Stomach Sleeping: Tradeoffs to Consider

Sleeping face-down does keep the airway open. Small studies suggest it reduces breathing pauses similarly to side sleeping, since gravity pulls tissues forward and away from the airway rather than into it. But stomach sleeping is the least popular position for good reason. It forces your neck into rotation for hours at a time, which commonly leads to neck and back pain from spinal misalignment.

If you do sleep on your stomach, keep your pillow as flat as possible. Some people place a thin pillow under just the forehead, allowing them to breathe without turning the head as far to one side. This reduces but doesn’t eliminate the strain on your cervical spine.

Matching Your CPAP Mask to Your Position

If you use a CPAP machine, your sleeping position determines which mask style will actually stay sealed through the night. A mask that leaks undermines the therapy and can cause dry mouth, skin irritation, and fragmented sleep.
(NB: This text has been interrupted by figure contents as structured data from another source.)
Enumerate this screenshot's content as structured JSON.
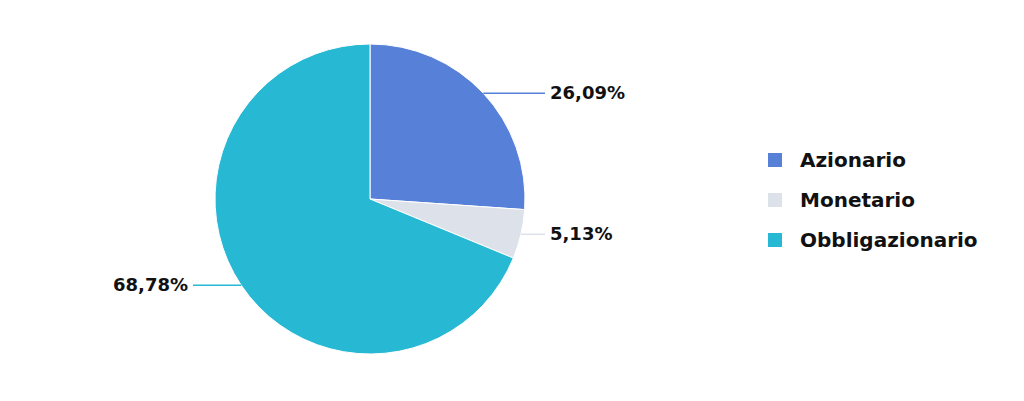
{
  "chart_data": {
    "type": "pie",
    "categories": [
      "Azionario",
      "Monetario",
      "Obbligazionario"
    ],
    "values": [
      26.09,
      5.13,
      68.78
    ],
    "value_labels": [
      "26,09%",
      "5,13%",
      "68,78%"
    ],
    "colors": [
      "#5780d9",
      "#dde2ea",
      "#27b9d3"
    ],
    "data_labels": true,
    "legend": "right"
  }
}
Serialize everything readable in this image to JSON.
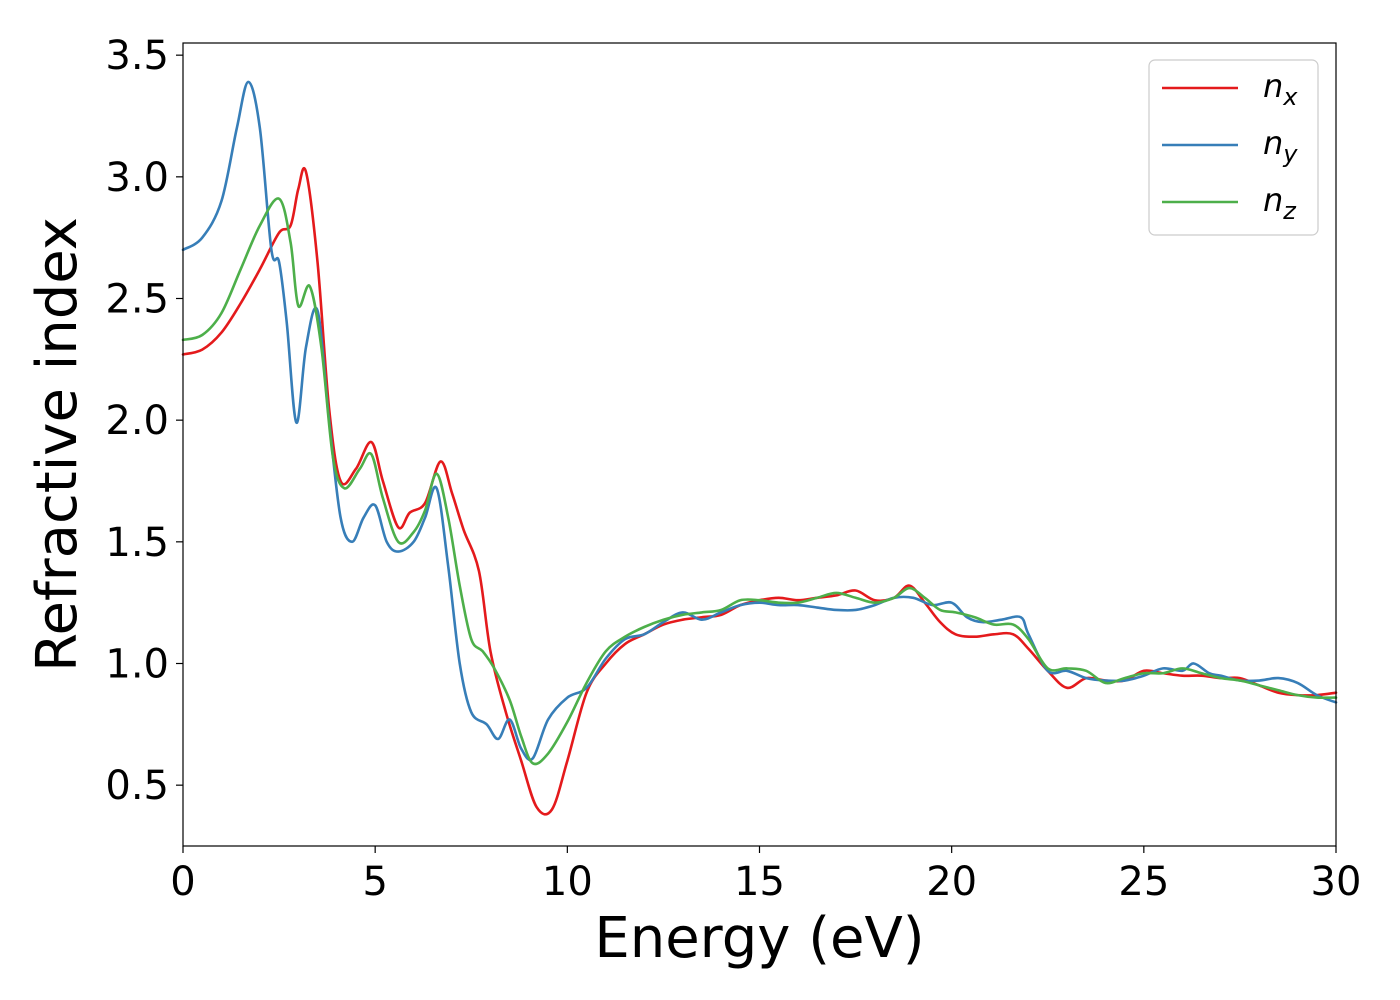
{
  "chart_data": {
    "type": "line",
    "title": "",
    "xlabel": "Energy (eV)",
    "ylabel": "Refractive index",
    "xlim": [
      0,
      30
    ],
    "ylim": [
      0.25,
      3.55
    ],
    "xticks": [
      0,
      5,
      10,
      15,
      20,
      25,
      30
    ],
    "yticks": [
      0.5,
      1.0,
      1.5,
      2.0,
      2.5,
      3.0,
      3.5
    ],
    "xtick_labels": [
      "0",
      "5",
      "10",
      "15",
      "20",
      "25",
      "30"
    ],
    "ytick_labels": [
      "0.5",
      "1.0",
      "1.5",
      "2.0",
      "2.5",
      "3.0",
      "3.5"
    ],
    "grid": false,
    "legend_position": "top-right",
    "series": [
      {
        "name": "n_x",
        "legend_main": "n",
        "legend_sub": "x",
        "color": "#e41a1c",
        "points": [
          [
            0,
            2.27
          ],
          [
            0.5,
            2.29
          ],
          [
            1,
            2.36
          ],
          [
            1.5,
            2.48
          ],
          [
            2,
            2.62
          ],
          [
            2.5,
            2.77
          ],
          [
            2.8,
            2.8
          ],
          [
            3.0,
            2.95
          ],
          [
            3.2,
            3.02
          ],
          [
            3.5,
            2.65
          ],
          [
            3.8,
            2.05
          ],
          [
            4.1,
            1.75
          ],
          [
            4.5,
            1.8
          ],
          [
            4.9,
            1.91
          ],
          [
            5.2,
            1.75
          ],
          [
            5.6,
            1.56
          ],
          [
            5.9,
            1.62
          ],
          [
            6.3,
            1.66
          ],
          [
            6.7,
            1.83
          ],
          [
            7.0,
            1.7
          ],
          [
            7.3,
            1.55
          ],
          [
            7.7,
            1.38
          ],
          [
            8.0,
            1.05
          ],
          [
            8.4,
            0.8
          ],
          [
            8.8,
            0.6
          ],
          [
            9.2,
            0.41
          ],
          [
            9.6,
            0.4
          ],
          [
            10.0,
            0.6
          ],
          [
            10.5,
            0.88
          ],
          [
            11.0,
            1.0
          ],
          [
            11.5,
            1.08
          ],
          [
            12.0,
            1.12
          ],
          [
            12.5,
            1.16
          ],
          [
            13.0,
            1.18
          ],
          [
            13.5,
            1.19
          ],
          [
            14.0,
            1.2
          ],
          [
            14.5,
            1.24
          ],
          [
            15.0,
            1.26
          ],
          [
            15.5,
            1.27
          ],
          [
            16.0,
            1.26
          ],
          [
            16.5,
            1.27
          ],
          [
            17.0,
            1.28
          ],
          [
            17.5,
            1.3
          ],
          [
            18.0,
            1.26
          ],
          [
            18.5,
            1.27
          ],
          [
            18.9,
            1.32
          ],
          [
            19.3,
            1.25
          ],
          [
            19.7,
            1.17
          ],
          [
            20.1,
            1.12
          ],
          [
            20.6,
            1.11
          ],
          [
            21.1,
            1.12
          ],
          [
            21.6,
            1.12
          ],
          [
            22.0,
            1.06
          ],
          [
            22.5,
            0.97
          ],
          [
            23.0,
            0.9
          ],
          [
            23.5,
            0.94
          ],
          [
            24.0,
            0.93
          ],
          [
            24.5,
            0.93
          ],
          [
            25.0,
            0.97
          ],
          [
            25.5,
            0.96
          ],
          [
            26.0,
            0.95
          ],
          [
            26.5,
            0.95
          ],
          [
            27.0,
            0.94
          ],
          [
            27.5,
            0.94
          ],
          [
            28.0,
            0.91
          ],
          [
            28.5,
            0.88
          ],
          [
            29.0,
            0.87
          ],
          [
            29.5,
            0.87
          ],
          [
            30.0,
            0.88
          ]
        ]
      },
      {
        "name": "n_y",
        "legend_main": "n",
        "legend_sub": "y",
        "color": "#377eb8",
        "points": [
          [
            0,
            2.7
          ],
          [
            0.5,
            2.75
          ],
          [
            1.0,
            2.9
          ],
          [
            1.4,
            3.2
          ],
          [
            1.7,
            3.39
          ],
          [
            2.0,
            3.2
          ],
          [
            2.3,
            2.7
          ],
          [
            2.5,
            2.65
          ],
          [
            2.7,
            2.4
          ],
          [
            2.95,
            1.99
          ],
          [
            3.2,
            2.3
          ],
          [
            3.5,
            2.45
          ],
          [
            3.8,
            2.0
          ],
          [
            4.1,
            1.6
          ],
          [
            4.4,
            1.5
          ],
          [
            4.7,
            1.6
          ],
          [
            5.0,
            1.65
          ],
          [
            5.3,
            1.5
          ],
          [
            5.6,
            1.46
          ],
          [
            6.0,
            1.5
          ],
          [
            6.3,
            1.6
          ],
          [
            6.6,
            1.72
          ],
          [
            6.9,
            1.4
          ],
          [
            7.2,
            1.0
          ],
          [
            7.5,
            0.8
          ],
          [
            7.9,
            0.75
          ],
          [
            8.2,
            0.69
          ],
          [
            8.5,
            0.77
          ],
          [
            8.8,
            0.65
          ],
          [
            9.1,
            0.61
          ],
          [
            9.5,
            0.77
          ],
          [
            10.0,
            0.86
          ],
          [
            10.5,
            0.9
          ],
          [
            11.0,
            1.02
          ],
          [
            11.5,
            1.1
          ],
          [
            12.0,
            1.12
          ],
          [
            12.5,
            1.17
          ],
          [
            13.0,
            1.21
          ],
          [
            13.5,
            1.18
          ],
          [
            14.0,
            1.21
          ],
          [
            14.5,
            1.24
          ],
          [
            15.0,
            1.25
          ],
          [
            15.5,
            1.24
          ],
          [
            16.0,
            1.24
          ],
          [
            16.5,
            1.23
          ],
          [
            17.0,
            1.22
          ],
          [
            17.5,
            1.22
          ],
          [
            18.0,
            1.24
          ],
          [
            18.5,
            1.27
          ],
          [
            19.0,
            1.27
          ],
          [
            19.5,
            1.24
          ],
          [
            20.0,
            1.25
          ],
          [
            20.4,
            1.19
          ],
          [
            20.8,
            1.17
          ],
          [
            21.3,
            1.18
          ],
          [
            21.8,
            1.19
          ],
          [
            22.0,
            1.12
          ],
          [
            22.5,
            0.97
          ],
          [
            23.0,
            0.97
          ],
          [
            23.5,
            0.94
          ],
          [
            24.0,
            0.93
          ],
          [
            24.5,
            0.93
          ],
          [
            25.0,
            0.95
          ],
          [
            25.5,
            0.98
          ],
          [
            26.0,
            0.97
          ],
          [
            26.3,
            1.0
          ],
          [
            26.7,
            0.96
          ],
          [
            27.0,
            0.95
          ],
          [
            27.5,
            0.93
          ],
          [
            28.0,
            0.93
          ],
          [
            28.5,
            0.94
          ],
          [
            29.0,
            0.92
          ],
          [
            29.5,
            0.87
          ],
          [
            30.0,
            0.84
          ]
        ]
      },
      {
        "name": "n_z",
        "legend_main": "n",
        "legend_sub": "z",
        "color": "#4daf4a",
        "points": [
          [
            0,
            2.33
          ],
          [
            0.5,
            2.35
          ],
          [
            1.0,
            2.44
          ],
          [
            1.5,
            2.62
          ],
          [
            2.0,
            2.8
          ],
          [
            2.5,
            2.91
          ],
          [
            2.8,
            2.73
          ],
          [
            3.0,
            2.47
          ],
          [
            3.3,
            2.55
          ],
          [
            3.6,
            2.3
          ],
          [
            3.9,
            1.85
          ],
          [
            4.2,
            1.72
          ],
          [
            4.6,
            1.8
          ],
          [
            4.9,
            1.86
          ],
          [
            5.2,
            1.68
          ],
          [
            5.6,
            1.5
          ],
          [
            6.0,
            1.54
          ],
          [
            6.3,
            1.63
          ],
          [
            6.6,
            1.78
          ],
          [
            6.9,
            1.6
          ],
          [
            7.2,
            1.32
          ],
          [
            7.5,
            1.1
          ],
          [
            7.8,
            1.05
          ],
          [
            8.1,
            0.98
          ],
          [
            8.5,
            0.85
          ],
          [
            8.8,
            0.7
          ],
          [
            9.1,
            0.59
          ],
          [
            9.5,
            0.63
          ],
          [
            10.0,
            0.76
          ],
          [
            10.5,
            0.92
          ],
          [
            11.0,
            1.05
          ],
          [
            11.5,
            1.11
          ],
          [
            12.0,
            1.15
          ],
          [
            12.5,
            1.18
          ],
          [
            13.0,
            1.2
          ],
          [
            13.5,
            1.21
          ],
          [
            14.0,
            1.22
          ],
          [
            14.5,
            1.26
          ],
          [
            15.0,
            1.26
          ],
          [
            15.5,
            1.25
          ],
          [
            16.0,
            1.25
          ],
          [
            16.5,
            1.27
          ],
          [
            17.0,
            1.29
          ],
          [
            17.5,
            1.27
          ],
          [
            18.0,
            1.25
          ],
          [
            18.5,
            1.27
          ],
          [
            18.9,
            1.31
          ],
          [
            19.3,
            1.27
          ],
          [
            19.7,
            1.22
          ],
          [
            20.1,
            1.21
          ],
          [
            20.6,
            1.19
          ],
          [
            21.1,
            1.16
          ],
          [
            21.6,
            1.16
          ],
          [
            22.0,
            1.1
          ],
          [
            22.5,
            0.98
          ],
          [
            23.0,
            0.98
          ],
          [
            23.5,
            0.97
          ],
          [
            24.0,
            0.92
          ],
          [
            24.5,
            0.94
          ],
          [
            25.0,
            0.96
          ],
          [
            25.5,
            0.96
          ],
          [
            26.0,
            0.98
          ],
          [
            26.5,
            0.96
          ],
          [
            27.0,
            0.94
          ],
          [
            27.5,
            0.93
          ],
          [
            28.0,
            0.91
          ],
          [
            28.5,
            0.89
          ],
          [
            29.0,
            0.87
          ],
          [
            29.5,
            0.86
          ],
          [
            30.0,
            0.86
          ]
        ]
      }
    ]
  }
}
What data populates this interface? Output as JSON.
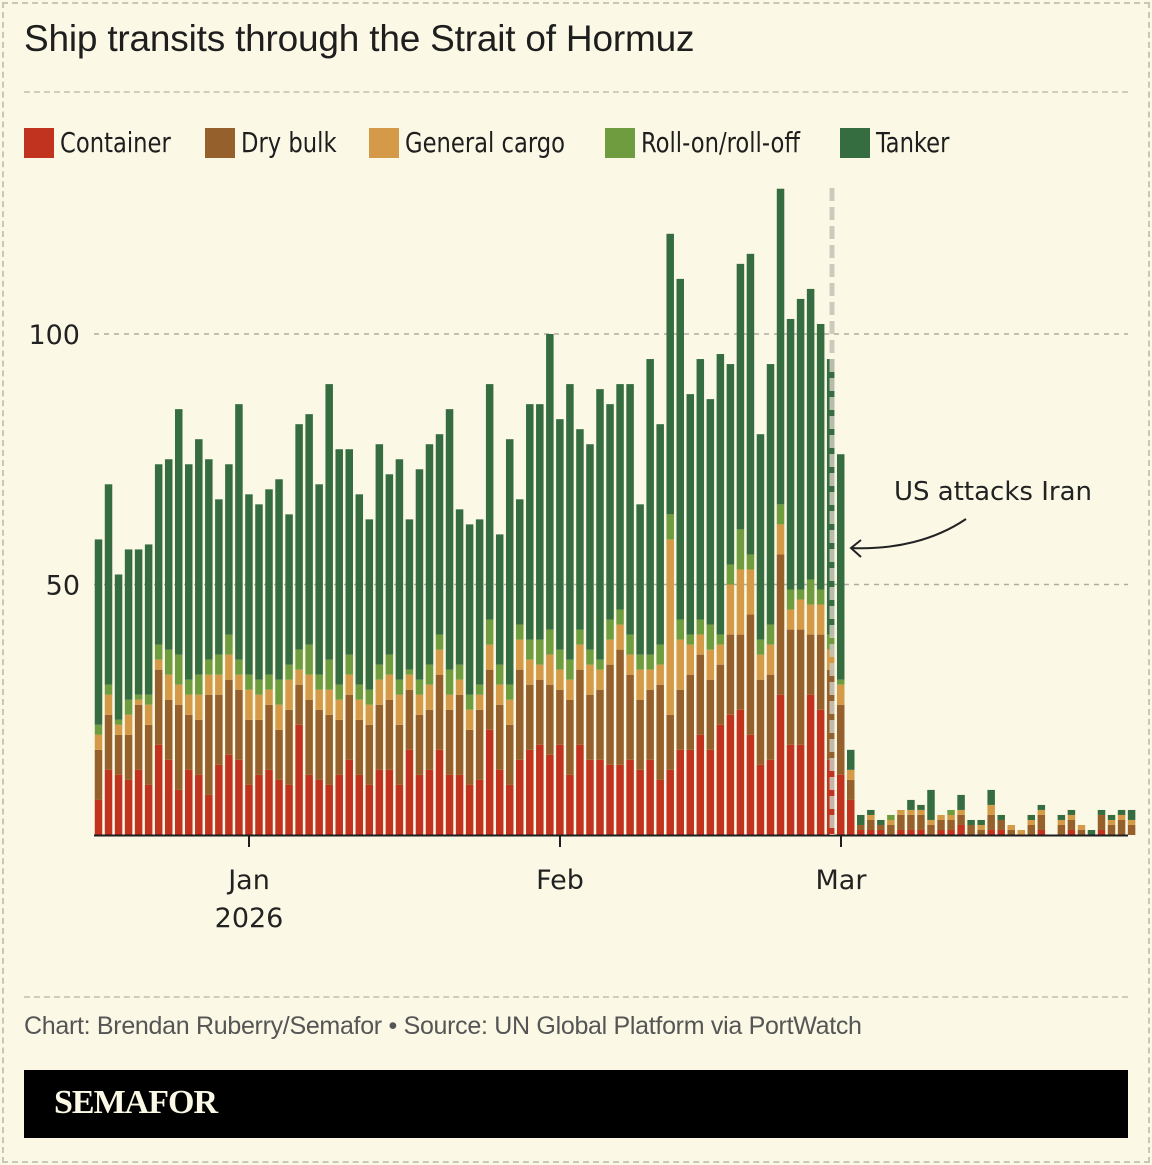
{
  "title": "Ship transits through the Strait of Hormuz",
  "legend": [
    {
      "label": "Container",
      "color": "#c1321f"
    },
    {
      "label": "Dry bulk",
      "color": "#95602b"
    },
    {
      "label": "General cargo",
      "color": "#d59a48"
    },
    {
      "label": "Roll-on/roll-off",
      "color": "#6e9c3e"
    },
    {
      "label": "Tanker",
      "color": "#356d41"
    }
  ],
  "source": "Chart: Brendan Ruberry/Semafor • Source: UN Global Platform via PortWatch",
  "brand": "SEMAFOR",
  "annotation": "US attacks Iran",
  "chart_data": {
    "type": "bar",
    "stacked": true,
    "title": "Ship transits through the Strait of Hormuz",
    "xlabel": "",
    "ylabel": "",
    "ylim": [
      0,
      130
    ],
    "yticks": [
      50,
      100
    ],
    "grid": "horizontal dashed",
    "legend_position": "top",
    "x_start": "2025-12-16",
    "x_end": "2026-03-29",
    "xticks": [
      {
        "label": "Jan\n2026",
        "date": "2026-01-01"
      },
      {
        "label": "Feb",
        "date": "2026-02-01"
      },
      {
        "label": "Mar",
        "date": "2026-03-01"
      }
    ],
    "annotation": {
      "text": "US attacks Iran",
      "date": "2026-02-28"
    },
    "totals": [
      59,
      70,
      52,
      57,
      57,
      58,
      74,
      75,
      85,
      74,
      79,
      75,
      67,
      74,
      86,
      68,
      66,
      69,
      71,
      64,
      82,
      84,
      70,
      90,
      77,
      77,
      68,
      63,
      78,
      72,
      75,
      63,
      73,
      78,
      80,
      85,
      65,
      62,
      63,
      90,
      60,
      79,
      67,
      86,
      86,
      100,
      83,
      90,
      81,
      78,
      89,
      86,
      90,
      90,
      66,
      95,
      82,
      120,
      111,
      88,
      95,
      87,
      96,
      94,
      114,
      116,
      80,
      94,
      129,
      103,
      107,
      109,
      102,
      95,
      76,
      17,
      4,
      5,
      3,
      4,
      5,
      7,
      6,
      9,
      4,
      5,
      8,
      3,
      3,
      9,
      4,
      2,
      1,
      4,
      6,
      0,
      4,
      5,
      2,
      1,
      5,
      4,
      5,
      5
    ],
    "series": [
      {
        "name": "Container",
        "values": [
          7,
          13,
          12,
          11,
          13,
          10,
          18,
          15,
          9,
          13,
          12,
          8,
          14,
          16,
          15,
          10,
          12,
          13,
          11,
          10,
          22,
          12,
          11,
          10,
          12,
          15,
          12,
          10,
          13,
          13,
          10,
          17,
          12,
          13,
          17,
          12,
          12,
          10,
          11,
          21,
          13,
          10,
          15,
          17,
          18,
          16,
          18,
          12,
          18,
          15,
          15,
          14,
          14,
          15,
          13,
          15,
          11,
          13,
          17,
          17,
          20,
          17,
          22,
          24,
          25,
          20,
          14,
          15,
          28,
          18,
          18,
          28,
          25,
          15,
          12,
          7,
          1,
          1,
          1,
          0,
          1,
          1,
          1,
          0,
          1,
          1,
          2,
          0,
          0,
          1,
          1,
          0,
          0,
          0,
          1,
          0,
          0,
          1,
          0,
          0,
          1,
          0,
          0,
          0
        ]
      },
      {
        "name": "Dry bulk",
        "values": [
          10,
          11,
          8,
          9,
          13,
          12,
          15,
          12,
          17,
          11,
          11,
          20,
          14,
          15,
          14,
          13,
          11,
          13,
          10,
          15,
          8,
          15,
          14,
          14,
          11,
          13,
          11,
          12,
          13,
          14,
          12,
          12,
          12,
          12,
          15,
          13,
          16,
          11,
          14,
          12,
          13,
          12,
          18,
          13,
          13,
          14,
          11,
          15,
          15,
          13,
          14,
          20,
          23,
          17,
          14,
          14,
          19,
          11,
          12,
          15,
          16,
          14,
          12,
          16,
          15,
          24,
          17,
          17,
          28,
          23,
          23,
          12,
          15,
          18,
          14,
          4,
          1,
          2,
          1,
          2,
          3,
          3,
          3,
          2,
          2,
          2,
          2,
          2,
          1,
          3,
          2,
          1,
          0,
          2,
          3,
          0,
          2,
          2,
          1,
          0,
          3,
          2,
          3,
          2
        ]
      },
      {
        "name": "General cargo",
        "values": [
          3,
          4,
          2,
          4,
          1,
          4,
          2,
          5,
          4,
          4,
          5,
          4,
          4,
          5,
          3,
          6,
          5,
          3,
          5,
          6,
          3,
          5,
          4,
          5,
          4,
          4,
          4,
          4,
          5,
          5,
          6,
          3,
          4,
          5,
          5,
          3,
          3,
          4,
          3,
          5,
          4,
          5,
          6,
          5,
          3,
          6,
          4,
          4,
          5,
          6,
          4,
          5,
          5,
          4,
          6,
          4,
          4,
          35,
          10,
          6,
          4,
          6,
          4,
          10,
          13,
          9,
          5,
          6,
          6,
          4,
          6,
          6,
          6,
          4,
          4,
          2,
          0,
          1,
          0,
          1,
          1,
          1,
          1,
          1,
          1,
          1,
          1,
          0,
          1,
          2,
          0,
          1,
          1,
          1,
          1,
          0,
          1,
          1,
          1,
          0,
          0,
          1,
          1,
          1
        ]
      },
      {
        "name": "Roll-on/roll-off",
        "values": [
          2,
          2,
          1,
          3,
          1,
          2,
          3,
          5,
          6,
          3,
          4,
          3,
          4,
          4,
          3,
          3,
          3,
          3,
          5,
          3,
          4,
          6,
          3,
          6,
          3,
          4,
          3,
          3,
          3,
          4,
          3,
          1,
          3,
          4,
          3,
          5,
          3,
          3,
          2,
          5,
          4,
          3,
          3,
          4,
          5,
          5,
          4,
          4,
          3,
          3,
          2,
          4,
          3,
          4,
          3,
          3,
          4,
          5,
          4,
          2,
          3,
          5,
          2,
          4,
          8,
          3,
          3,
          4,
          4,
          4,
          2,
          5,
          3,
          3,
          1,
          0,
          0,
          0,
          0,
          1,
          0,
          0,
          0,
          0,
          0,
          1,
          0,
          0,
          0,
          0,
          0,
          0,
          0,
          0,
          0,
          0,
          0,
          0,
          0,
          0,
          0,
          0,
          0,
          0
        ]
      },
      {
        "name": "Tanker",
        "values": [
          37,
          40,
          29,
          30,
          29,
          30,
          36,
          38,
          49,
          43,
          47,
          40,
          31,
          34,
          51,
          36,
          35,
          37,
          40,
          30,
          45,
          46,
          38,
          55,
          47,
          41,
          38,
          34,
          44,
          36,
          44,
          30,
          42,
          44,
          40,
          52,
          31,
          34,
          33,
          47,
          26,
          49,
          25,
          47,
          47,
          59,
          46,
          55,
          40,
          41,
          54,
          43,
          45,
          50,
          30,
          59,
          44,
          56,
          68,
          48,
          52,
          45,
          56,
          40,
          53,
          60,
          41,
          52,
          63,
          54,
          58,
          58,
          53,
          55,
          45,
          4,
          2,
          1,
          1,
          0,
          0,
          2,
          1,
          6,
          0,
          0,
          3,
          1,
          1,
          3,
          1,
          0,
          0,
          1,
          1,
          0,
          1,
          1,
          0,
          1,
          1,
          1,
          1,
          2
        ]
      }
    ]
  }
}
  • Back sleepers have the most flexibility. Since the back of your head rests on the pillow rather than your face, any mask style works: full-face, nasal, or nasal pillow.
  • Side sleepers should lean toward nasal pillows or low-profile nasal masks. These sit closer to the face with less material that can shift when pressed against a pillow. Full-face masks tend to get pushed out of alignment on the side, breaking the seal.
  • Stomach sleepers need the smallest possible mask, which means nasal pillows. Anything bulkier will press into the mattress or pillow and leak air consistently.

Even with the right mask, your facial muscles relax and shift throughout the night, which can loosen the seal. If you’re waking up with a dry mouth or hearing air hissing from your mask, try readjusting the headgear straps before switching to a different mask entirely. Sometimes the fix is a quarter-inch of strap adjustment rather than a whole new setup.

CPAP Pillows vs. Wedge Pillows

Two specialty pillow types address different problems. A CPAP pillow has cutouts carved into the sides so the mask doesn’t press against the pillow surface when you sleep on your side. This solves the most common complaint among side-sleeping CPAP users: the pillow pushing the mask into your face, breaking the seal, and leaving red marks. These pillows are shaped for side and back sleeping and work best if you alternate between the two positions.

A wedge pillow is designed for back sleepers who want upper-body elevation. It doesn’t accommodate a CPAP mask any better than a regular pillow, but it reduces the severity of airway narrowing by keeping your torso on an incline. For people with positional apnea who prefer sleeping on their back, combining a wedge with CPAP can be more effective than either approach alone.

Putting a Position Strategy Together

The most practical approach combines a few of these elements rather than relying on one. Start by identifying your natural sleep position and your apnea severity. If your apnea is mild and mostly occurs on your back, switching to side sleeping with a positional aid may be enough to bring your symptoms under control. If it’s moderate to severe, positional changes work best as a complement to CPAP, not a replacement.

Whichever position you choose, give yourself a few weeks to adjust. Sleep position habits are deeply ingrained, and your body will resist changes for the first week or two. Using a body pillow, positional device, or specialty pillow during the transition period makes the new position feel more natural faster. The goal isn’t perfection on night one. It’s building a new default that your body settles into over time.